PROBST: I didn’t even get it through official channels; I got it from someone like yourself who sat in on it. I looked at it. I think they’re getting at some important issues and it was really helpful.
GUERRA: It seems to me that some of the proposals for 2011, 2013 and 2015 are forgetting the adoption step and moving straight to things like meaningful use and extracting clinical information for quality measures. Do you see that as well?
PROBST: Well, yes, and the AHA also has. That was really their big emphasis. One the one hand, they said that everything is too aggressive, which being part of a hospital organization that is a member of AHA, I can empathize with. But they really were strong in stating that you need this adoption period before you can expect meaningful use of it, and I thought it was very well put together.
There’s a lot of groups, there’s a coalition that’s headed by Abdul Bengali from Mayo, and there are a lot of participants in that.
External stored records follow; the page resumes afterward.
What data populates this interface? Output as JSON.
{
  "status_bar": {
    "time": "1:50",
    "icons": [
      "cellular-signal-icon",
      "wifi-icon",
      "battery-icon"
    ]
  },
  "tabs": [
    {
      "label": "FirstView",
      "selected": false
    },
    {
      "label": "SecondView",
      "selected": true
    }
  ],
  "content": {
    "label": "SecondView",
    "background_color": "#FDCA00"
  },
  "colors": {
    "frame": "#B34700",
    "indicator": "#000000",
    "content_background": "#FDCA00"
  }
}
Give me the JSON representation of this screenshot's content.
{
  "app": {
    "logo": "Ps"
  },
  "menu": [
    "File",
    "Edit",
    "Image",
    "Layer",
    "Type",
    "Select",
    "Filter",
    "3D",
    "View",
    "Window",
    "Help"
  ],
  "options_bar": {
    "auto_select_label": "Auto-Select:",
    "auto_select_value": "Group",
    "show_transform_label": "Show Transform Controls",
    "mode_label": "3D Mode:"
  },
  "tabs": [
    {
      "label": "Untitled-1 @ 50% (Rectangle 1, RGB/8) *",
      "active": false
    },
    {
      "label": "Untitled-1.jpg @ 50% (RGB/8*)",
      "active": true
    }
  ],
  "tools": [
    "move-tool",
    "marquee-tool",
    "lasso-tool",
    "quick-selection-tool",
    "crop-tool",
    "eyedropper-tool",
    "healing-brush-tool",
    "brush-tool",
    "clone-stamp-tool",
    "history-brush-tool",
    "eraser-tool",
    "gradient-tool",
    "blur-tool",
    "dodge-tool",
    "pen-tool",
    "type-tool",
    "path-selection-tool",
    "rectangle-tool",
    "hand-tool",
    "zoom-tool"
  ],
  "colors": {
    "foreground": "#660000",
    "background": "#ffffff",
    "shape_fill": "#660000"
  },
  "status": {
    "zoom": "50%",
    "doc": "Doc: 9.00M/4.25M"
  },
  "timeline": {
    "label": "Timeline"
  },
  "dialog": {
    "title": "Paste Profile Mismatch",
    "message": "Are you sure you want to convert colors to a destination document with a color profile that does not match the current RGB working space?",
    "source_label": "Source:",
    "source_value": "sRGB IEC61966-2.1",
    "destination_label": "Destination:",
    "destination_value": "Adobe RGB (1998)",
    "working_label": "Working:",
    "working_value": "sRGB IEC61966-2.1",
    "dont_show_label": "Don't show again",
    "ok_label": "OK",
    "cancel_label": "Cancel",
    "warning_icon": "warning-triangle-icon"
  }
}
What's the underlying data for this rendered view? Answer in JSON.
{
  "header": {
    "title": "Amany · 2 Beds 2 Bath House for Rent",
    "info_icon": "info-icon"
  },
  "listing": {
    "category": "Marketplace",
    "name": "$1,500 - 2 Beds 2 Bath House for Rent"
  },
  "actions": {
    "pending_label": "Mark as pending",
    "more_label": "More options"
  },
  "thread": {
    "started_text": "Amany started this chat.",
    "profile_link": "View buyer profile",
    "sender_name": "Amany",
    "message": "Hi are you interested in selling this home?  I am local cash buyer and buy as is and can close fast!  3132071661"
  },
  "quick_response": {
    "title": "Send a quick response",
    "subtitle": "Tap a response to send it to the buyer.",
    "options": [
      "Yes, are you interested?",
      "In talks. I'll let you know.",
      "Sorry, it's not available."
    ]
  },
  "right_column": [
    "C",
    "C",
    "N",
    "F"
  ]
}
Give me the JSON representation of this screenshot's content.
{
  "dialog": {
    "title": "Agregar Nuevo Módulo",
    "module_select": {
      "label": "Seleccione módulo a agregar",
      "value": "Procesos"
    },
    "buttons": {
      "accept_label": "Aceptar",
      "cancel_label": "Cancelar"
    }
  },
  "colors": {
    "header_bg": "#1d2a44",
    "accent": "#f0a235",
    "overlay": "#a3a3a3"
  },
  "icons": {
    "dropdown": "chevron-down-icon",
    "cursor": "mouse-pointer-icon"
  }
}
I talked to him yesterday, and he was explaining what their approach is and it’s very similar to that. So I think, thematically, from what I’m hearing from a lot of people, that whole adoption piece, we see it built in.
GUERRA: You have a major partnership with GE, correct?
PROBST: We do.
GUERRA: A few days ago, I interviewed GE CEO and President Vishal Wanchoo. That company is offering a no money down, no interest financing EMR package with repayment tied to HITECH. They are also guaranteeing customers that the product will meet whatever certification is deemed necessary. Sounds interesting, no?
PROBST: I think it’s a really interesting offer. In fact, I was debating with one of my internal folks. We talk about GE a lot, obviously, because they’re our partner. It’s kind of like talking about your wife I guess. J We were just brainstorming and wondering — if we were GE and knowing what we know about the economy, and knowing what we know about this ARRA and HITECH, what would we do? I didn’t realize GE had put that package together but that’s close to what we came up with. I think that’s pretty interesting.
GUERRA: One of the questions I asked Vishal was how many vendors, he thought, could offer something like this. GE Capital is putting aside $100 million for these loans.
PROBST: It’s not every vendor that could just write a check like that.
GUERRA: It may be attractive to some people who don’t have the money.
PROBST: Yes, and good for GE which has had a hard time getting real traction in the market. It could work for both the market and them very well.
GUERRA: Just one last question — You’re right in the thick of things, so what is your best advice for your CIO colleagues?
PROBST: I hesitate giving anyone advice because I’m not that smart. I think if you’re a practical CIO, it’s obvious advice; you need to be getting your plans in place for an electronic medical record. You have to have it. Now, that’s practical advice. If you’re asking me for philosophical advice or a comment – at some point we all need to step back and look at what’s right for our country. I will get comments from people that have fully deployed CPOE and those kind of things and they’ll suggest that 2011 is perfect, that’s a great deadline.
And to me, you’re not stepping back and looking at the whole picture here. If you’re a hospital in the middle of Iowa, the most automation you have is HBO Star from 20 years ago because, frankly, that’s all the capital you’ve had to deal with. And, frankly, you can handle your job on that, given your volumes and the problems that you had to face. If that is your situation, you have got such a tremendously difficult path from here to meaningful use or using a certified medical record, that we have to give these guys a break. And everyone isn’t on an equal playing field right now.
My philosophical advice is to make sure everyone is looking at this from the perspective of the country and not just their individual needs. You have to do that. You have to have the plans, you have to know where you’re going to go, you have to know what you’re going to install, but you also have to understand the endgame and appreciate that there’s a lot of participants.